Le trame dei Tenebra sono bagliori lampeggianti in una notte profonda, luci policromatiche che illuminano, improvvisamente, il fondo delle nostre anime, mostrandoci quello che è il vero orrore nascosto nel buio: nessun demone, nessuna creatura immonda, nessun mostro da sconfiggere, ma semplicemente il vuoto; un vuoto silenzioso che, subdolamente, si cela dietro le conquiste tecnologiche, dietro le comodità offerte dal progresso, dietro la miriade di dispositivi elettronici collegati tra loro, in rete, e che, fingendo di contribuire alla nostra sicurezza e alla nostra pacifica e fasulla felicità, non fanno altro che amplificare il nostro senso di smarrimento, le nostre difficoltà a comunicare con gli altri, la nostra immensa solitudine, i nostri disturbi fisici e mentali, la nostra insana diffidenza e tutte le nostre pericolose paranoie.

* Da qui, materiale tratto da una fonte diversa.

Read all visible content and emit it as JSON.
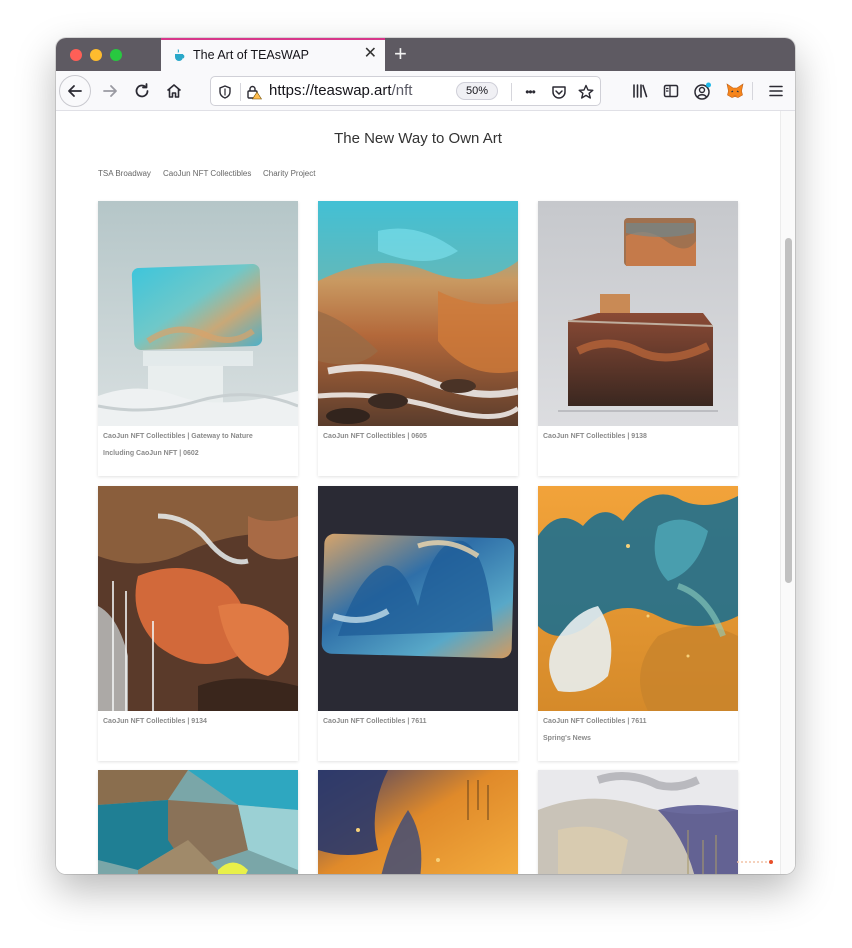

“Moongazer” affonda in un passato eroico, in sonorità corpose e magmatiche, nella sfacciata disinvoltura dell’hard-rock, nell’umanità primordiale del blues elettrico, nelle fantasie e nelle divagazioni lisergiche del rock psichedelico, le quali danno, alla nostra anima brulla, la possibilità di seminare nuovamente i propri sogni e le proprie passioni, consentendoci, oggi, nel nostro presente, svincolati da quello che resta un mitico e irraggiungibile passato, di ritrovare la libertà che abbiamo, stupidamente, perduto. E non perché qualcuno ce l’abbia sottratta con la forza o con la violenza, ma, semplicemente, perché noi stessi vi abbiamo rinunciato, vuoi per paura, vuoi per pigrizia, vuoi per utilità, vuoi perché spinti dalle promesse di modelli esistenziali che non sono affatto naturali, che non hanno alcunché di umano e che sono solamente la vera faccia del sistema mediatico di impronta neo-liberista che tenta di condizionare e manipolare le nostre azioni e i nostri comportamenti.

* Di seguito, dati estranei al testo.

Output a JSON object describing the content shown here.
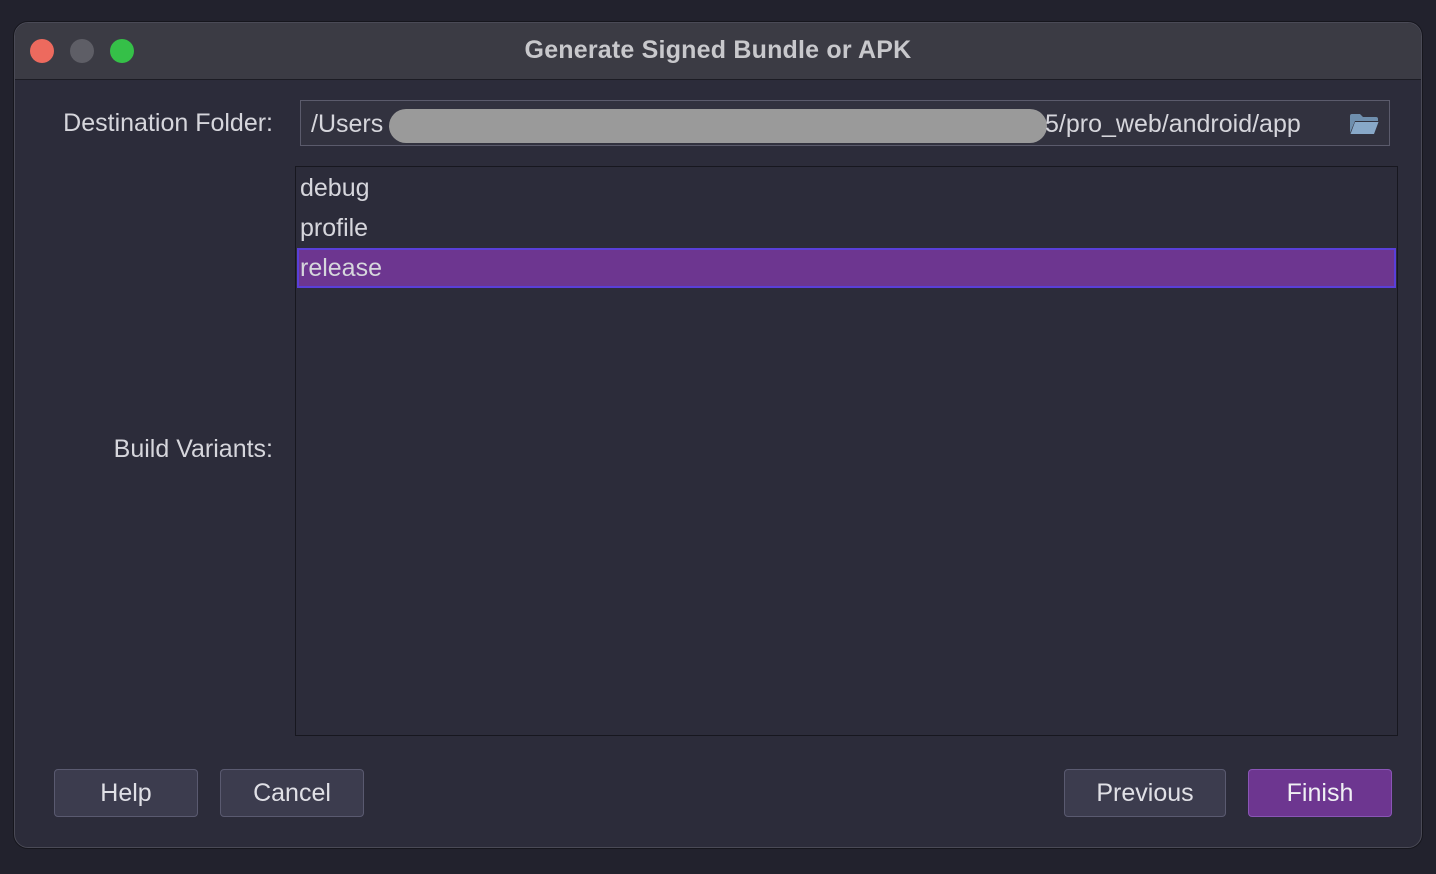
{
  "window": {
    "title": "Generate Signed Bundle or APK"
  },
  "destination": {
    "label": "Destination Folder:",
    "path_start": "/Users",
    "path_end": "5/pro_web/android/app",
    "icon": "folder-icon"
  },
  "build_variants": {
    "label": "Build Variants:",
    "items": [
      {
        "label": "debug",
        "selected": false
      },
      {
        "label": "profile",
        "selected": false
      },
      {
        "label": "release",
        "selected": true
      }
    ]
  },
  "buttons": {
    "help": "Help",
    "cancel": "Cancel",
    "previous": "Previous",
    "finish": "Finish"
  },
  "colors": {
    "selection": "#6d3690",
    "accent_button": "#6d3690",
    "close": "#ed6a5e",
    "maximize": "#35c048"
  }
}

“Winds Of Change” ci rammenta tutti gli orizzonti che avremmo potuto scrutare, tutte le diverse strade sulle quali ci saremmo potuti incamminare e magari smarrire, sospinti dal fragore appassionante di “Carry My Load” o dai riverberi onirici di “Space Child”, sentendoci davvero liberi di seguire le nostre idee, i nostri sentimenti, le nostre percezioni o i riff taglienti ed i bassi profondi di “Stranded”, in attesa di ritrovare la voce della nostra coscienza narcotizzata, i sussurri dello sciamano magico di “Dark And Distant Sky”, il quale altri non è che il nostro io più istintivo, più onesto, più puro e soprattutto più veritiero. L’io-spirituale che avevamo zittito e dimenticato, sotto strati e strati di teorie, di assiomi, di schemi, di postulati, di teoremi globalizzanti che non hanno assolutamente nulla a che vedere con la vita, quella reale, quella concreta, quella fatta di incontri, di amori, di delusioni, di perdite, di cadute, di speranza e di inattesi e preziosi ritorni.

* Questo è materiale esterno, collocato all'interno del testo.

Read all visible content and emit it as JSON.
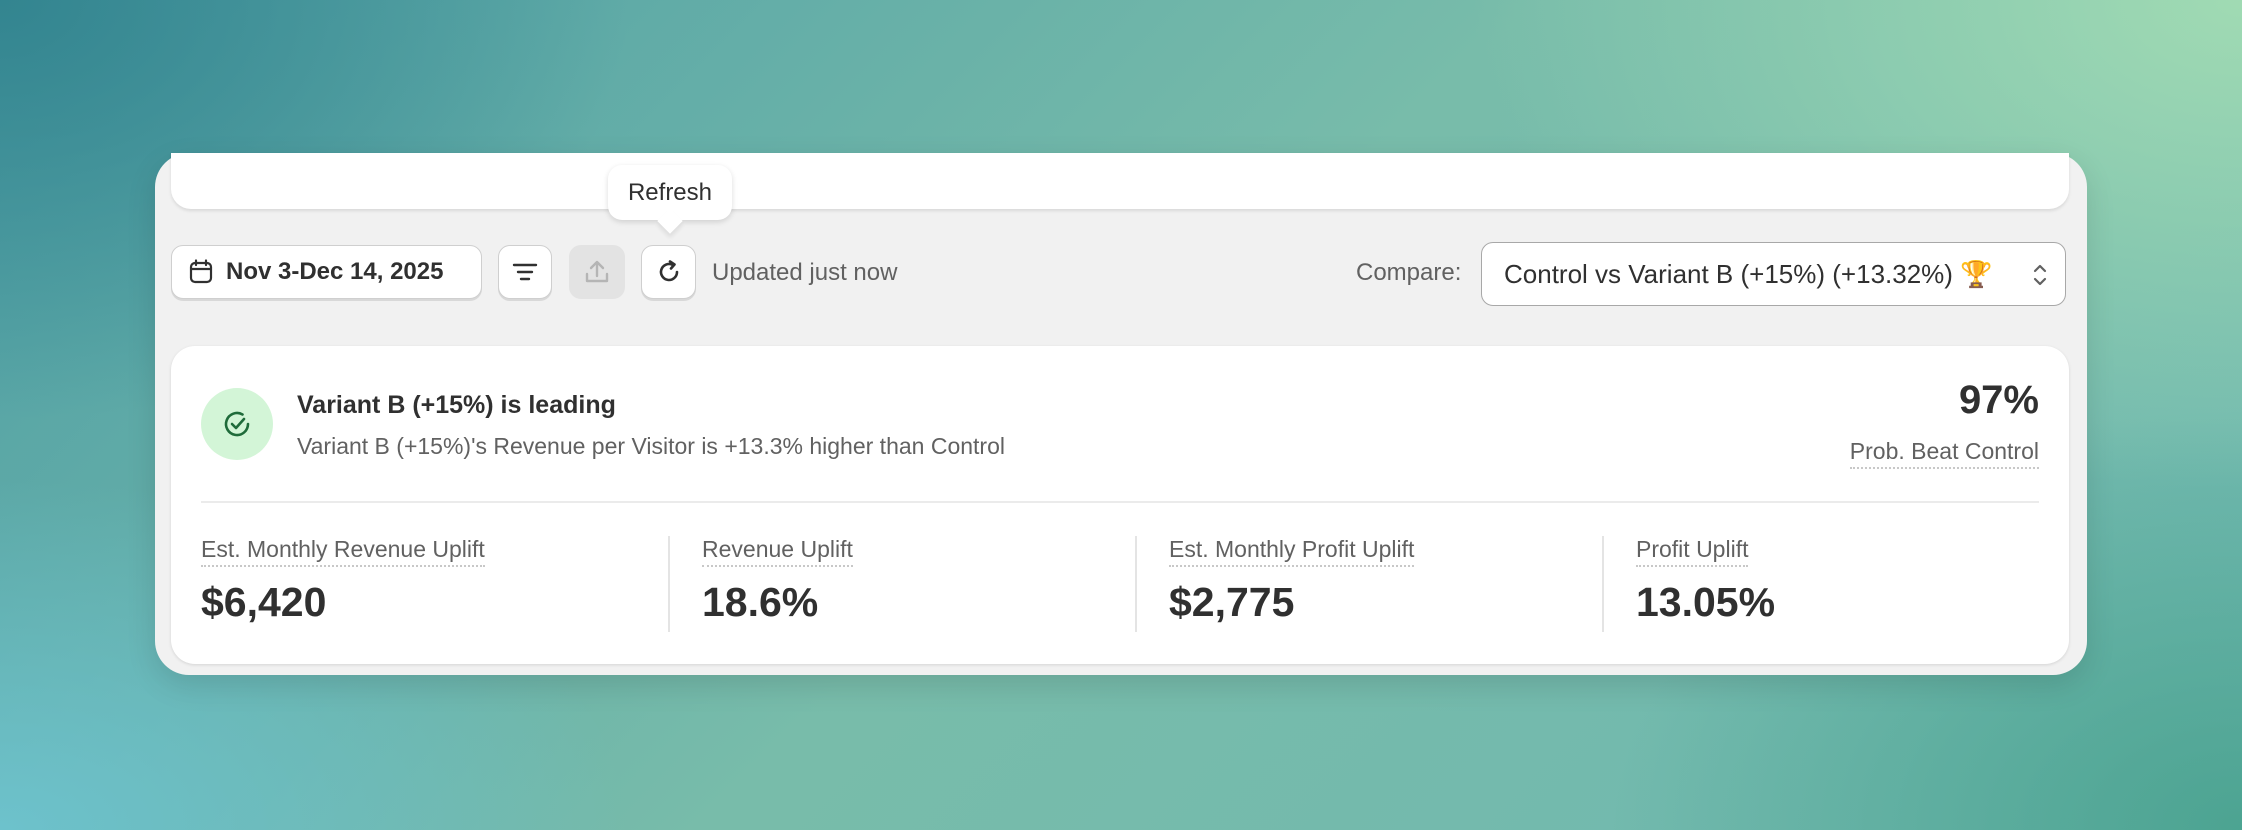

Tutto ciò non è solo un affascinante revival di sonorità degli anni Settanta o il banale desiderio di ribellione insito negli anni Sessanta, ma è un viaggio attuale al di là delle apparenze virtuali del mondo contemporaneo, un viaggio scandito dagli spiriti benevoli dello stoner rock e della psichedelia, dentro e fuori di noi, oltre il cosmo e i suoi oscuri fantasmi, oltre le ombre alienanti che bramano fagocitare la nostra umanità, desiderose di renderci tutti ugualmente tristi, tutti ugualmente coinvolti, tutti ugualmente compromessi, tutti ugualmente prevedibili, tutti ugualmente schiavi.